There will, for example, be no butchers’ shops and the milkman (if he still goes his rounds) will be delivering vegan milk. The countryside will not be heavy with the anguish of cows crying for their calves. There will be no slaughterhouses, no vivisection laboratories, noone will hunt animals for fun...

Some of the changes are not so obvious, Cross states, and here he once more moves to the human benefits of a vegan world. Cross believed that human health, both physical and mental, will “be vastly improved” when society was run in accordance with vegan values. “Man” would have to radically change - but that change would be “glorious”:

Because he will have shed a great deal of the coarser part of his nature, benefits of the spirit will shower upon him — benefits which to-day by his own short-sighted volition he denies himself.

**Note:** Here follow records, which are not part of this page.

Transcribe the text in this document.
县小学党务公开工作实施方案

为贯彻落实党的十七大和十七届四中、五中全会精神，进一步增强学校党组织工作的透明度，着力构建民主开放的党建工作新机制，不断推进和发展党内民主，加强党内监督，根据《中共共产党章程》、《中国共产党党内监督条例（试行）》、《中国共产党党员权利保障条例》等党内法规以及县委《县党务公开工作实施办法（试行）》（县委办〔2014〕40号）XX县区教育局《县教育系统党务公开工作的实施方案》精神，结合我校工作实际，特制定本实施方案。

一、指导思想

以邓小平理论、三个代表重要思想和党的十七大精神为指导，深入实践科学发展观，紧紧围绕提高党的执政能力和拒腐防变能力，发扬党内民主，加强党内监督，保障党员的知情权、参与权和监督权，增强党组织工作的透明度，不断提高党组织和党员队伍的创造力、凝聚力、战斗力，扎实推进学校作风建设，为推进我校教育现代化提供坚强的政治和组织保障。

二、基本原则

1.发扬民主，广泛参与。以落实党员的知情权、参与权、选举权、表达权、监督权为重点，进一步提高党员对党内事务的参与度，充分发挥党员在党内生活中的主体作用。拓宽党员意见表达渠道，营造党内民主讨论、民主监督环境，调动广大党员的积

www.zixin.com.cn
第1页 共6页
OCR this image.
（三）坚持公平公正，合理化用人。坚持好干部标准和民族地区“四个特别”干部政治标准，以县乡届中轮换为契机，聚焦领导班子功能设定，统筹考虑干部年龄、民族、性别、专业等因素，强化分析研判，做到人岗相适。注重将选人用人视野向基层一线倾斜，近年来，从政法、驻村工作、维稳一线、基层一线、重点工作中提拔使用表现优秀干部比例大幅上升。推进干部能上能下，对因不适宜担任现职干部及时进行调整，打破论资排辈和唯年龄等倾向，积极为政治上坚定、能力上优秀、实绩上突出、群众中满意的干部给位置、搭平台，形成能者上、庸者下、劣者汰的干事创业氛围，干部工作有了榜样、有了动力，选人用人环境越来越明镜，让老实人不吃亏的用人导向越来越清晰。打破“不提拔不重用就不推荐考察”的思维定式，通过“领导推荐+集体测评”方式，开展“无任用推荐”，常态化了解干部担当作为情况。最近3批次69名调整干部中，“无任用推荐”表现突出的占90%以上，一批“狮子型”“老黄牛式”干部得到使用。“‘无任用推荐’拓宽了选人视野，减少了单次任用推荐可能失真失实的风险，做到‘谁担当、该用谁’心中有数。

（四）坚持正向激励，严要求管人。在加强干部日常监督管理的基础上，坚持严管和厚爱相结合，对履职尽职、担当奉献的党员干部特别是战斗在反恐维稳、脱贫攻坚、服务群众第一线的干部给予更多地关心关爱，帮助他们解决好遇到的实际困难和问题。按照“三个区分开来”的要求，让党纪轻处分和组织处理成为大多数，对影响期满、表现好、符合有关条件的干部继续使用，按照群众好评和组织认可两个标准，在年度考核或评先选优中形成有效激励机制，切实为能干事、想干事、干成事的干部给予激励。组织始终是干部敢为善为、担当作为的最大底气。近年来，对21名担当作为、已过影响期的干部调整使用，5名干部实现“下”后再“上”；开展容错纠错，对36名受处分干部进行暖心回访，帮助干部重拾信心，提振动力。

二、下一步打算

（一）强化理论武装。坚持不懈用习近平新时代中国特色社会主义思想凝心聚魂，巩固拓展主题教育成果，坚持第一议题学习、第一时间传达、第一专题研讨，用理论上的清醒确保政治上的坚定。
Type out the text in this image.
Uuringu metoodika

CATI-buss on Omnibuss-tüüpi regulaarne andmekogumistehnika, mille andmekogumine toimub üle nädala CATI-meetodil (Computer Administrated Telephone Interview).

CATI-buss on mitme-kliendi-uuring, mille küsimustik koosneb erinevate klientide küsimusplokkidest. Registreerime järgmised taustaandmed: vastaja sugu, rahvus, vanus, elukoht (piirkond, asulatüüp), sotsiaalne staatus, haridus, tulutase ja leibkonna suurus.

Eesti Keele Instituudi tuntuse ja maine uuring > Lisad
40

Cross admitted that these ideals are, “the stuff of dreams,” but if we know anything of dreamers, we know that they are not the only ones. He hints at vegan activism in a variety of forms, saying that to make vegan dreams of an evolved future true, “requires that we play our part as it comes to us.” Staying on the evolutionary theme, he believed that, through veganism, “we are in the very elementary states of the new mutation.”

And, in 1954, he said this, which to some extent we can say for ourselves even now: “We are the pioneers.”

Leslie Cross’ vision of a peaceful vegan future is very inspiring. As a pioneering member of the birth of the vegan social movement, he warns that the future of humanity is extremely bleak if we do not change our violent instrumental view of the world. What Cross would make of today’s situation in which the planet’s existence is imminently threatened can only be guessed at. I believe that he would hope that we continue to recognise that vegan values - those that will, “effect the swing-over from exploitation and perversion to freedom and naturalness” - those that embrace the scope of veganism, are essential if we are to save our planet and save ourselves.